Abstract

A novel formulation of gradient-enhanced surrogate model, called weighted gradient-enhanced kriging, is proposed and used in combination with the cheap gradients obtained by the adjoint method to ameliorate the “curse of dimensionality”. The core idea is to build a series of submodels with much smaller correlation matrices and then sum them up with appropriate weight coefficients, aiming to avoid the prohibitive cost associated with decomposing the large correlation matrix of a gradient-enhanced kriging. A self-contained derivation of the proposed method is presented, and then it is verified by surrogate modeling test cases. The present method is integrated into a surrogate-based optimizer and tested for design optimizations.
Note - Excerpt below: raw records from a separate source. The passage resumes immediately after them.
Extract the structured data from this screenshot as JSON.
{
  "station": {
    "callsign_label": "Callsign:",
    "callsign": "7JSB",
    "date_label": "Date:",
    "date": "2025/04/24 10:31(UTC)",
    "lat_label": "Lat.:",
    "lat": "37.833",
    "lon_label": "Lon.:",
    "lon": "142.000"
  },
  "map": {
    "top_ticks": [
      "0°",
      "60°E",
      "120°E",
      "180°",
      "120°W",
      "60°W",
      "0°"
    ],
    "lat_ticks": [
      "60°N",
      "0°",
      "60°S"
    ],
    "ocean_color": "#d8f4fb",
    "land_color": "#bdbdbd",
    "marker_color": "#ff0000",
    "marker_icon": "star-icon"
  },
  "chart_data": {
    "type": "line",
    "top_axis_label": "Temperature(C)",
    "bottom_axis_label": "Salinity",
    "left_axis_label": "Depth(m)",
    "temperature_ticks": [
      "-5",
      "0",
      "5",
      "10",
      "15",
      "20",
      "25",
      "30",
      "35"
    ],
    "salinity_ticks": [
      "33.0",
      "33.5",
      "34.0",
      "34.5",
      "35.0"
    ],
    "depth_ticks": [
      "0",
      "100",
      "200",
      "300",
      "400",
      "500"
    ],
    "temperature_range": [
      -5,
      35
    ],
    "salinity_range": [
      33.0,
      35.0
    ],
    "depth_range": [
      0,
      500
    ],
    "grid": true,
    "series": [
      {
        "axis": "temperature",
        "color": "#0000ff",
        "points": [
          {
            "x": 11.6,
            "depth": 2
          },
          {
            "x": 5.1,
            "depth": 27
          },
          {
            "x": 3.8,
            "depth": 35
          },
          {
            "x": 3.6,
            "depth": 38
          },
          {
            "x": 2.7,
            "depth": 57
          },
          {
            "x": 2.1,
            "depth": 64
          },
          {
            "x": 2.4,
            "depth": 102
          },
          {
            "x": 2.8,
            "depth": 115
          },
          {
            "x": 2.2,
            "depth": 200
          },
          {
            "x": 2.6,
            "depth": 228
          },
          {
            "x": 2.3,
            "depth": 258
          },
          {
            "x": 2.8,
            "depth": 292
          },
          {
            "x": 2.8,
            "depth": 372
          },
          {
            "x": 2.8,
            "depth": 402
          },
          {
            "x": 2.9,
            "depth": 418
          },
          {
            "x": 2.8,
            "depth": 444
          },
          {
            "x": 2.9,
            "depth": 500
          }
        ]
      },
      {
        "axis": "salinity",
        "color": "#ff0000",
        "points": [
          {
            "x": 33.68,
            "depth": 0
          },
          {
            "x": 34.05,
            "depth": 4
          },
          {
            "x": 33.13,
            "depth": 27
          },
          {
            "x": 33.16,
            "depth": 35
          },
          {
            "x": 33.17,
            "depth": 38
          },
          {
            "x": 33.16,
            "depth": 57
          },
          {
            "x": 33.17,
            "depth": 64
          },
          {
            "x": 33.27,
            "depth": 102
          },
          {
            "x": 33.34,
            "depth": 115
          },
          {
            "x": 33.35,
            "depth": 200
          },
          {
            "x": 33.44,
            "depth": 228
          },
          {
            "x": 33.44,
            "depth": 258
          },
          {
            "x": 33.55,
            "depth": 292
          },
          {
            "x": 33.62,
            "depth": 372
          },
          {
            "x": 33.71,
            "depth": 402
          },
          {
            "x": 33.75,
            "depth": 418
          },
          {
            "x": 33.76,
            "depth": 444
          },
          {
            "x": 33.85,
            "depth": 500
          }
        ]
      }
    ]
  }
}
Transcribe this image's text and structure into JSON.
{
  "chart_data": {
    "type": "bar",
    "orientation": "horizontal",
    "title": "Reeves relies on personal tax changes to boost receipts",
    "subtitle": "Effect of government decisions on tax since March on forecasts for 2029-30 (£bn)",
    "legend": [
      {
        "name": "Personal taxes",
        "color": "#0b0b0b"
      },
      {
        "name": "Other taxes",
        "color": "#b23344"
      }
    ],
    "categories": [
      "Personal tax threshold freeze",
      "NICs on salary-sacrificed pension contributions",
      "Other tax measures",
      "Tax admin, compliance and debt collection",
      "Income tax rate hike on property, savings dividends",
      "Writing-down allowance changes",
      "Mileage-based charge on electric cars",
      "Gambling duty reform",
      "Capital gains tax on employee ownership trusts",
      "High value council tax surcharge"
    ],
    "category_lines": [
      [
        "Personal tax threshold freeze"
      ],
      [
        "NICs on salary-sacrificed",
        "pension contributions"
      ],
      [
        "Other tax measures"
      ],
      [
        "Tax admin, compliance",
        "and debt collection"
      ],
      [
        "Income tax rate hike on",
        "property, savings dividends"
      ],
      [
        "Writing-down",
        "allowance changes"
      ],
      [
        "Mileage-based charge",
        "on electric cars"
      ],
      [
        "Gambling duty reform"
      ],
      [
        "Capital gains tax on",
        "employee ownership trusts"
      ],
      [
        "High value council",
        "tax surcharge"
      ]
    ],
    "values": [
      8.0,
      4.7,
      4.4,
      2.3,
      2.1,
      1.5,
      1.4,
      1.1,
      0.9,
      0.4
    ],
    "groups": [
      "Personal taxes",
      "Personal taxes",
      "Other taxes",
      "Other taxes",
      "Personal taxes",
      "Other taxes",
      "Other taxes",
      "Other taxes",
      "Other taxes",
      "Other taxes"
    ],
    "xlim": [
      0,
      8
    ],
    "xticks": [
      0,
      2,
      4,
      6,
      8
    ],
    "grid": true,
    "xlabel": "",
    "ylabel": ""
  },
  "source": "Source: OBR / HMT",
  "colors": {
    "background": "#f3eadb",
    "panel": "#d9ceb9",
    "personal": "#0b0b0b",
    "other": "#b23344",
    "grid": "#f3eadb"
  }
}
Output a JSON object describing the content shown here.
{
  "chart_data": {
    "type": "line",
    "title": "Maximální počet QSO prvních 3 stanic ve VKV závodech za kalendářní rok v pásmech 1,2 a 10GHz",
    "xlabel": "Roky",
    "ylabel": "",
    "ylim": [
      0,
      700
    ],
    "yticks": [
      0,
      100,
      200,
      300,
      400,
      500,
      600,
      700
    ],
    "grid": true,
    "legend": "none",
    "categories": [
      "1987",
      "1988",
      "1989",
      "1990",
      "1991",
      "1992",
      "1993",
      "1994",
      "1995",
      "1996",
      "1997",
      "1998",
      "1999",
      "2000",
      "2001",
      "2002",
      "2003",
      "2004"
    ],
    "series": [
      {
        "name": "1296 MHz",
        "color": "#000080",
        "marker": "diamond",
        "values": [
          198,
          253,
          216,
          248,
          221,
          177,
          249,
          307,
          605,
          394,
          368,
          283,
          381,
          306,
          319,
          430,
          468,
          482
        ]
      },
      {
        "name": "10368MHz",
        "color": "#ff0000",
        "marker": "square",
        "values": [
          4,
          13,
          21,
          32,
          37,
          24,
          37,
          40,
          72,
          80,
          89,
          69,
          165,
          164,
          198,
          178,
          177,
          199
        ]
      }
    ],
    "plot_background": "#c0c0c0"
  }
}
It is further demonstrated for inverse design of a transonic wing, parameterized with a number of design variables in the range from 36 to 108, using Reynolds-averaged Navier–Stokes flow and adjoint solvers. It is observed that, for the wing design with 36 and 54 variables, the weighted and conventional gradient-enhanced kriging are comparable, and both are much more efficient than kriging without using any gradient. For the wing design with 72 and 108 variables, the cost of training a gradient-enhanced kriging increases rapidly and becomes prohibitive. In contrast, the cost of training a weighted gradient-enhanced kriging is kept in an acceptable level, which makes it more practical for higher-dimensional problems.